Immunic, Inc., a clinical-stage biopharmaceutical company focused on developing best-in-class, oral therapies for the treatment of chronic inflammatory and autoimmune diseases, today announced enrollment of the first patients in an investigator-sponsored phase 2 clinical trial of the company’s selective oral DHODH inhibitor, IMU-838, for the treatment of patients with coronavirus disease 2019 (COVID-19). The IONIC trial is a prospective, randomized, parallel-group, open-label phase 2b study, designed to evaluate efficacy and safety of IMU-838 in combination with the neuraminidase inhibitor, Oseltamivir (Tamiflu®), in approximately 120 adult patients with moderate-to-severe COVID-19.

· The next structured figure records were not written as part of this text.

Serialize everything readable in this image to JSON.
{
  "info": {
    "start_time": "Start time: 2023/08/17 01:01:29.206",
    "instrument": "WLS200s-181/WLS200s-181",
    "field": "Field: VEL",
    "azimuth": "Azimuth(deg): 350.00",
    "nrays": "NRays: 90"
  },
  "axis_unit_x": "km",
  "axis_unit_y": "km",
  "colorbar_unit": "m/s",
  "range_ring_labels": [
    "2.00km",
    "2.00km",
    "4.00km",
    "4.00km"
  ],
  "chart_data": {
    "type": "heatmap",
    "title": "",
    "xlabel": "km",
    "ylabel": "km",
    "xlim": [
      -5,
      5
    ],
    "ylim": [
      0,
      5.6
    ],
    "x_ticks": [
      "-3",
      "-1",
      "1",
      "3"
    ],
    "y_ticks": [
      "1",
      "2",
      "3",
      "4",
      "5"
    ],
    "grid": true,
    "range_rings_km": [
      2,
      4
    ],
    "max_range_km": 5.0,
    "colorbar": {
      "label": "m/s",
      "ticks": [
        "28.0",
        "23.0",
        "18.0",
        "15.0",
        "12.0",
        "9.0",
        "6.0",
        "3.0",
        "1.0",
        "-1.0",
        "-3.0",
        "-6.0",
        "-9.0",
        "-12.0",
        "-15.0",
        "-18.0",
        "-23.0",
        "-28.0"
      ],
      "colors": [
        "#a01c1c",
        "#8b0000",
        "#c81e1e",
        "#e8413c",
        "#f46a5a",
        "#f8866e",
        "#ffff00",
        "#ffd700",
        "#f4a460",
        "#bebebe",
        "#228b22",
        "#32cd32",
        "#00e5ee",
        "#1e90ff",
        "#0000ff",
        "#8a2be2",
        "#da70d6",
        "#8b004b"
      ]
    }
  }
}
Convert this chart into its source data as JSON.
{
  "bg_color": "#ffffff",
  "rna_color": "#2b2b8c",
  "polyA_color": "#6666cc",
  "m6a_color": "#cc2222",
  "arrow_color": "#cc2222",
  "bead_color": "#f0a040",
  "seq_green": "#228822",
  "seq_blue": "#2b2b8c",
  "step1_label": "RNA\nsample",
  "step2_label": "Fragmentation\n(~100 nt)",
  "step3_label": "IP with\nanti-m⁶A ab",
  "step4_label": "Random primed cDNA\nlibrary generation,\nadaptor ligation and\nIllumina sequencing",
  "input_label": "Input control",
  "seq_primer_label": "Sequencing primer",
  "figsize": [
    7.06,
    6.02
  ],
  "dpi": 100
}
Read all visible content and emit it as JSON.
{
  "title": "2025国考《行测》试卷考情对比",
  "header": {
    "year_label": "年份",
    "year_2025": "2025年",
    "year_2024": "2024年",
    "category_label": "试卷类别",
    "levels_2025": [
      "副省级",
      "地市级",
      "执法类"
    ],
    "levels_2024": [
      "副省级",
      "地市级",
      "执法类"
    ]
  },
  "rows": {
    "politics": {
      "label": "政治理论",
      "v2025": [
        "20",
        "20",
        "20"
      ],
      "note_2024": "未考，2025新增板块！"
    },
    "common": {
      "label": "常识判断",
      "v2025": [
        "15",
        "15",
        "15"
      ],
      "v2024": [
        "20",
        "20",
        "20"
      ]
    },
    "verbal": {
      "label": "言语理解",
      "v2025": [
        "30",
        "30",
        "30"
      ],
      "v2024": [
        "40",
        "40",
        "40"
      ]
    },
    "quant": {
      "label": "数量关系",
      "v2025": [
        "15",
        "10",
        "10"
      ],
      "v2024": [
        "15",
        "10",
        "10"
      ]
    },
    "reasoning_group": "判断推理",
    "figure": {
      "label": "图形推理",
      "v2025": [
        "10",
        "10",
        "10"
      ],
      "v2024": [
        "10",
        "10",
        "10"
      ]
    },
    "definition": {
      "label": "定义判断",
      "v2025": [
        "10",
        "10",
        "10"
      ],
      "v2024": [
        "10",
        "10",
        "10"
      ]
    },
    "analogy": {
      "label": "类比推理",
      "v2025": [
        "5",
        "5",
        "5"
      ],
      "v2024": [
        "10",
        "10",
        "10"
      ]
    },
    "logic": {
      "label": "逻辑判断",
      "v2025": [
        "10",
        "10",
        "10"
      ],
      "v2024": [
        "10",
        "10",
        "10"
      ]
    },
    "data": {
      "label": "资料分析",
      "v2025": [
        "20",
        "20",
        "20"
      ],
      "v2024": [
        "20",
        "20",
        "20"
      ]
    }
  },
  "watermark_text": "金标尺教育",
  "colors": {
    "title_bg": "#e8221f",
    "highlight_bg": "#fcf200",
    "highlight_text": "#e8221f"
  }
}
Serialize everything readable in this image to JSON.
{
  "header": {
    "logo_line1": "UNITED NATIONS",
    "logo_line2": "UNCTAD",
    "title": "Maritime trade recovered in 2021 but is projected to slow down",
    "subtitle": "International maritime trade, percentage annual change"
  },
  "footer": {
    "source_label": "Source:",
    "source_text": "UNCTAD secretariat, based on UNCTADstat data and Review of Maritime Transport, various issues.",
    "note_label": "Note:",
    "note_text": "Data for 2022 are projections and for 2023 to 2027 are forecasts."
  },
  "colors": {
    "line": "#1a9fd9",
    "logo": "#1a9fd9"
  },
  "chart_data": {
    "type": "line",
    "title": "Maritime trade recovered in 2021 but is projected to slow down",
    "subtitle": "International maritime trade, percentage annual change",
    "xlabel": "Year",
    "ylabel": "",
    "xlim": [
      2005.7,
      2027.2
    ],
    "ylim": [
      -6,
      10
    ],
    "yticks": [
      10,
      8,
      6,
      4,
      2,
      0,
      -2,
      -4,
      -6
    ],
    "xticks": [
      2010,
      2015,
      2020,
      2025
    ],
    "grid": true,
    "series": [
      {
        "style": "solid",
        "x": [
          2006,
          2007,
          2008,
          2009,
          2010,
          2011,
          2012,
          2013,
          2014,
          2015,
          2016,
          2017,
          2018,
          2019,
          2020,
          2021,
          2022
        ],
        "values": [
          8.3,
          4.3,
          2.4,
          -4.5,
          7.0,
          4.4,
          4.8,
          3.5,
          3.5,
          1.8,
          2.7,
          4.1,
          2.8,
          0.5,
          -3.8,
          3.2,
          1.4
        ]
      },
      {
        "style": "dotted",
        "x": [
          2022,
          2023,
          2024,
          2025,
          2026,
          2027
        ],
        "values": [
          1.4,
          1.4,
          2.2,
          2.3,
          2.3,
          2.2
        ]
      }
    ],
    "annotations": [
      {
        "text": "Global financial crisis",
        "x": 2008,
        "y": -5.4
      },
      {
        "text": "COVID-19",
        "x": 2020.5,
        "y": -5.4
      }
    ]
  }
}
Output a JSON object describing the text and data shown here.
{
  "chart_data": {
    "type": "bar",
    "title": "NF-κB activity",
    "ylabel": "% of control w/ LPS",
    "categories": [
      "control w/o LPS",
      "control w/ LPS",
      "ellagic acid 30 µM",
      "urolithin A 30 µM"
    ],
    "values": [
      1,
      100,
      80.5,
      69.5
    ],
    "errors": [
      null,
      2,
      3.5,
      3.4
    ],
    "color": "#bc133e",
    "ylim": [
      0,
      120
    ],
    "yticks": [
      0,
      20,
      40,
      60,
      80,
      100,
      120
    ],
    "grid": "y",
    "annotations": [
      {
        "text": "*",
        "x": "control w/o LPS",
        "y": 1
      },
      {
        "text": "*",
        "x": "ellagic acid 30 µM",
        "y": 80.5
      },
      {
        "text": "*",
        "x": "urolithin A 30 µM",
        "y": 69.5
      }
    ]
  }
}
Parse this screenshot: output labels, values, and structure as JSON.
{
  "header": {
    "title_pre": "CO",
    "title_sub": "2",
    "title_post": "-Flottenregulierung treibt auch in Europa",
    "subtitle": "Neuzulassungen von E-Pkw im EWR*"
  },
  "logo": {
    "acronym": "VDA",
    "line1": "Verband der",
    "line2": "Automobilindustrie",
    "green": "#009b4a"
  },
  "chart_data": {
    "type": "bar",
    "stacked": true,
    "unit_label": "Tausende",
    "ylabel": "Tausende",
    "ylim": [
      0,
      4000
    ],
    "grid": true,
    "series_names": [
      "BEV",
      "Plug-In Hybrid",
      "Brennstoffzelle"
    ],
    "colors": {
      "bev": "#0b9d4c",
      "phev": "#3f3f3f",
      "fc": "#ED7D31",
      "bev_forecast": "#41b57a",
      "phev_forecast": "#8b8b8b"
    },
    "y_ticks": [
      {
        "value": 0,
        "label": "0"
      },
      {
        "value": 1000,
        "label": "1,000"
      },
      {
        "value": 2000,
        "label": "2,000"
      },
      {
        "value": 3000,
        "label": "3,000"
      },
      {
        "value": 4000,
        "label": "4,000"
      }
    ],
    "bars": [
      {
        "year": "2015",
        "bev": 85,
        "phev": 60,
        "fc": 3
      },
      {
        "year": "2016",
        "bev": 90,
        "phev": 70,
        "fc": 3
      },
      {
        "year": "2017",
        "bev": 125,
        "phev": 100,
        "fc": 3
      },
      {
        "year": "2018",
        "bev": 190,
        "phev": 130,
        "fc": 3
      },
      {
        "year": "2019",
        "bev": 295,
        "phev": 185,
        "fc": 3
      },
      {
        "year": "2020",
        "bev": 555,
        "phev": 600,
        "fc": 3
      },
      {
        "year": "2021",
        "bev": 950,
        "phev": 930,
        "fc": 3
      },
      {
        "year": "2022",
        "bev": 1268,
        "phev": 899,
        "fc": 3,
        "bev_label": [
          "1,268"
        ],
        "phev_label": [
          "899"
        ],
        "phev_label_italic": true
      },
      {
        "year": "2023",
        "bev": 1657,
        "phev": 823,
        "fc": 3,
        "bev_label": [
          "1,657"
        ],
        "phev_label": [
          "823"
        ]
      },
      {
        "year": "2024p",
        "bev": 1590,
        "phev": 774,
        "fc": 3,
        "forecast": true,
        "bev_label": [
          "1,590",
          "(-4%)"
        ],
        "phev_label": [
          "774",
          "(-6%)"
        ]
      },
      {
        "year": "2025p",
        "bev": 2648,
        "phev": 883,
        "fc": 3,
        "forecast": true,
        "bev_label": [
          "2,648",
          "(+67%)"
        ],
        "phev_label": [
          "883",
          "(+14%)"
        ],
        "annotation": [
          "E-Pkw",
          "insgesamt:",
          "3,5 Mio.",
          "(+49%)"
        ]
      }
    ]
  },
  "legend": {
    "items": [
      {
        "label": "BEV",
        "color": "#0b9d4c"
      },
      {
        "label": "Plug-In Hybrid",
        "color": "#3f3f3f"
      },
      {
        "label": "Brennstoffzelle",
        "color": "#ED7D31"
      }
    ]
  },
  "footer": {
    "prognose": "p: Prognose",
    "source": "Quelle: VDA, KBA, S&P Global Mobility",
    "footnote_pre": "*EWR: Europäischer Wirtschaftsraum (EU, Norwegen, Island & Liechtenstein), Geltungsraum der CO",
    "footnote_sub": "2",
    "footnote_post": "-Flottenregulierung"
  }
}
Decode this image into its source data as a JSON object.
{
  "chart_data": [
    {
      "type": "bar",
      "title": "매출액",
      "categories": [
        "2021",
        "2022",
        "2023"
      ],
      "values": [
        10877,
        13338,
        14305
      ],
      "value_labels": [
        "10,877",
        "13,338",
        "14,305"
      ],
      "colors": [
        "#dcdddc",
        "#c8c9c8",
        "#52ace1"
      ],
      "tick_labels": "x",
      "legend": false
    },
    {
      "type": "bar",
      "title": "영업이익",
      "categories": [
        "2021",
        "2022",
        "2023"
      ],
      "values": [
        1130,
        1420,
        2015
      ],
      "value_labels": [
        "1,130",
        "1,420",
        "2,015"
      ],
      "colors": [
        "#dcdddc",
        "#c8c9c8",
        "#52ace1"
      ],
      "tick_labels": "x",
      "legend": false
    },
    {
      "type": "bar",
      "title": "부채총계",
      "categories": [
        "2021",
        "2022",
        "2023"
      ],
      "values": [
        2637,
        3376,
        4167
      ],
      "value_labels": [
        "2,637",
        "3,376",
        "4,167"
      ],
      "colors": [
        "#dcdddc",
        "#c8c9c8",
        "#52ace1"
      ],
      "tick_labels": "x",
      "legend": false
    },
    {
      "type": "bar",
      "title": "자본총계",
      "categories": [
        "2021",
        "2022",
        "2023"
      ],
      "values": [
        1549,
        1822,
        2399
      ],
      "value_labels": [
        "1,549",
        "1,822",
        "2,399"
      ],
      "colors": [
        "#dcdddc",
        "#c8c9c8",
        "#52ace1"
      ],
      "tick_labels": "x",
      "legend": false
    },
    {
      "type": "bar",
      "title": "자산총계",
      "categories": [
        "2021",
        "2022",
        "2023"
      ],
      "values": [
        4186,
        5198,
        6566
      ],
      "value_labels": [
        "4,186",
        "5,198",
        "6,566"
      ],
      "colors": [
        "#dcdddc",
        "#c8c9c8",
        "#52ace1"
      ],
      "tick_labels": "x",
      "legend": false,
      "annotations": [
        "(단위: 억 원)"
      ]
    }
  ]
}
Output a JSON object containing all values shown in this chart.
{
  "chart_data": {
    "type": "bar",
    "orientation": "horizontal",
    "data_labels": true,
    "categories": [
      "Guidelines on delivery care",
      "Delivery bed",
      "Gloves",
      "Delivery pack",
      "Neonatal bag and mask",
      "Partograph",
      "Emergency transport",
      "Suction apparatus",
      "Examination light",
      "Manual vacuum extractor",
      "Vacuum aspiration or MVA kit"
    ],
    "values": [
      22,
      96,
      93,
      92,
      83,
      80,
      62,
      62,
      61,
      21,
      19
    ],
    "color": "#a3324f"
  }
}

The IONIC trial has been set up with the support of the in-house Trial Management Unit (TMU) of the sponsor and lead site, University Hospitals Coventry and Warwickshire (UHCW) NHS Trust. The IONIC trial has commenced recruitment at the lead site and the TMU is actively engaging with other NHS trusts interested in participating in the trial to facilitate recruitment.
“The healthcare community has never faced a more urgent need for new therapies than the unprecedented situation we currently face with the COVID-19 pandemic,” commented Prof. Ramesh Arasaradnam, Gastroenterology Consultant at UHCW NHS Trust, Chair of the British Society of Gastroenterology (BSG) Research Committee and Chief Investigator of the IONIC trial. “Recent third-party research has highlighted the powerful synergy between direct antiviral drugs and DHODH inhibitors in preclinical models. We believe that the combination of Oseltamivir, which is a licensed drug in the United Kingdom, and IMU-838, may offer a promising approach for the treatment of severe viral infections, including mid-to-late-stage COVID-19 patients.”
IMU-838 has successfully demonstrated preclinical activity against severe acute respiratory syndrome coronavirus 2 (SARS-CoV-2). Specifically, IMU-838 was observed to inhibit replication of clinical isolates of SARS-CoV-2 associated with COVID-19. In cellular assays, IMU-838 demonstrated this antiviral activity at concentrations which are well below the blood concentrations associated with IMU-838 dosing regimens studied in ongoing and previous clinical trials. In addition, IMU-838 has an attractive pharmacokinetic, safety and tolerability profile and, to date, has already been tested in about 650 individuals.
The IONIC trial, for which Immunic is providing the study medication, is expected to enroll approximately 120 hospitalized patients, 60 in each treatment arm, with moderate-to-severe COVID-19 who will receive IMU-838 plus Oseltamivir, or Oseltamivir alone, for 14 consecutive days. All patients are also eligible to receive standard-of-care therapy throughout the duration of the study. Inclusion criteria are adult patients with a confirmed or suspected SARS-CoV-2 infection fulfilling clinical status category 3 to 5, as assessed with the seven-point ordinal scale proposed by the World Health Organization (WHO) master protocol.